Subjecting the syndicate

Since its foundation in 1941, the Journalists’ Syndicate was a castle for rights and freedoms in Egypt. The stairs of the syndicate became a symbol of the protest movement against Mohamed Hosni Mubarak. The syndicate continued promoting the freedom of the press after the January 25 Revolution in 2011 under President Mohamed Morsi.

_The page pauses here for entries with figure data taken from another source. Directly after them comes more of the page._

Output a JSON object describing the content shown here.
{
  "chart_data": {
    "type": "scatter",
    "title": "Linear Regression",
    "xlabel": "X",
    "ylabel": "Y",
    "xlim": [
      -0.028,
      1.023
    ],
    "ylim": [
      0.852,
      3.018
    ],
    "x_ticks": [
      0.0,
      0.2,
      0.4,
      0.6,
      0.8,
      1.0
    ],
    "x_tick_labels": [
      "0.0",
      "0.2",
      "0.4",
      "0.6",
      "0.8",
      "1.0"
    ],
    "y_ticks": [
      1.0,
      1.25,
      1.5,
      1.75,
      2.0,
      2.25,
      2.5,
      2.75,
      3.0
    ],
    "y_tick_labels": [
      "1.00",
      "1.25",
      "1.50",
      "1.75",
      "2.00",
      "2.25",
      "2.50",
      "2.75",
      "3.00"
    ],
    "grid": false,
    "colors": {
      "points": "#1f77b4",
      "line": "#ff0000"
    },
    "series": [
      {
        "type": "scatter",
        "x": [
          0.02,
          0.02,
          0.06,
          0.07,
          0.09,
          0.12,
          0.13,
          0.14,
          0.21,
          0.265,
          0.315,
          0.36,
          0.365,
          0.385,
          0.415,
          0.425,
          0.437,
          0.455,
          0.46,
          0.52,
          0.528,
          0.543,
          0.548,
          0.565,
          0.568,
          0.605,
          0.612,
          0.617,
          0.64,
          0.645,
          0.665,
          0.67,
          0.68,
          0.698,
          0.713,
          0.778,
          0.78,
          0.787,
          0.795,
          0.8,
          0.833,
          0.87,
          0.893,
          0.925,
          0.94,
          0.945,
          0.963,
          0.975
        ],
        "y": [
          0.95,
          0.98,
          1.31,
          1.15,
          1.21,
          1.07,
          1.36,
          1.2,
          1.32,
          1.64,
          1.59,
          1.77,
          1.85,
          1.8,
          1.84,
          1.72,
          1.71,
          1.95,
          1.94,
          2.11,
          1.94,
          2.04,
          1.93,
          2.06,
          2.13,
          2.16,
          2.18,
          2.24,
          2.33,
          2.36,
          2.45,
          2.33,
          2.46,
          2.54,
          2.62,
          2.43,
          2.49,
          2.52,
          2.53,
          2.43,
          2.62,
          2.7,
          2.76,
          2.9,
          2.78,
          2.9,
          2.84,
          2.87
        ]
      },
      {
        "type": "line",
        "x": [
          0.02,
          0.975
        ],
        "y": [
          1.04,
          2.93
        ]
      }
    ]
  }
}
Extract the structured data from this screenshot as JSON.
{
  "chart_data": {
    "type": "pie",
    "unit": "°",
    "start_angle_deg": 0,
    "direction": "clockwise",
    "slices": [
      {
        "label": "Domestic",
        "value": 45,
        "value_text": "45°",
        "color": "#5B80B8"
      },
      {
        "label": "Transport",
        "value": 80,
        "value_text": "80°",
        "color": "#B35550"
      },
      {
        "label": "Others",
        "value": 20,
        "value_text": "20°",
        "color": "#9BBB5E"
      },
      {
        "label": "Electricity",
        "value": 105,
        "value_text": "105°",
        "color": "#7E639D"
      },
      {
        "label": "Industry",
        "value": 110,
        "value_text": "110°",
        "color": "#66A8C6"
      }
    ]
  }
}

After the military coup in 2013, the new regime allowed secular forces to replace the Muslim Brotherhood in syndicates so that the leftist journalist Yahya Qallash was enabled to replace the MB-supported Mamdouh Waly. But after Tiran and Sanafir’s concession to Saudi Arabia in 2016, the already-crannied alliance with the seculars utterly collapsed. Two journalists, Amr Badr and Mahmoud Sakka, campaigned against the agreement with Saudi Arabia and sit-in in the syndicate protesting it. The police broke into the syndicate and arrested them, although the syndicate law prevents inspecting the syndicate headquarters unless public prosecutors are there. In response, Qallash and Elbalshy, then the syndicate’s secretary, opened fire on the interior minister and demanded he resigns.

In 2017, the regime sponsored Abdel Mohsen Salama, then editor-in-chief of the state-owned Al Ahram, to run against Qallash, and he had already replaced him. Still, Salama seemed unable to control the independent voices in the syndicate. So, the regime played its cards right when Diaa Rashwan, the head of its mouthpiece, the State Information Service, ran for the syndicate. Dia won the elections without competition as the opposition was under persecution, and over his 4-year period, he ran the syndicate with one aim, to appease the regime.

The battle to restore the syndicate

Weeks ago, Khaled Elmery, the editor-in-chief of Akhbar Al Youm, declared he would run for the syndicate. The state-sponsored media of the United Company promoted the Elmery campaign, while the independent voices were close to abstaining from the elections because of the policy climate. But out of the blue, Elbalshy and a handful of journalists decided to engage in the battle.

Elbalshy, former secretary of the syndicate, made his debut in journalism in the state-owned Rosa Elyousef magazine between 1998 and 2005. Then he became the editor-in-chief of the leftist private journal Al Badil until 2012 after a short period in Al Dostour between 2005 and 2007. After the coup in 2013, Elbalshy founded the Al Bedaia news website as an independent voice in the Egyptian media. Still, the website was blocked in 2017, so he founded a new website, Al Kateb, but it was blocked likewise. Elbalshy finally found a website for the Popular Socialist Party, hoping this could protect the website from blocking, but his hopes failed, and his new one, Darb, was also blocked.

With Elbalshy, five faces of the Independent Current run for the council seats in these elections. While one of them, Amr Badr, failed, the other four, Gamal Abdel Rahim, Hesham Younis, Mohamed Elgarhy and Mahmoud Kamel, won seats. After winning, Elbalshy said he would be a syndicate for all journalists, not only those who support him, and visited his competitor Elmery, reassuring journalists of a new era of solidarity and public interest.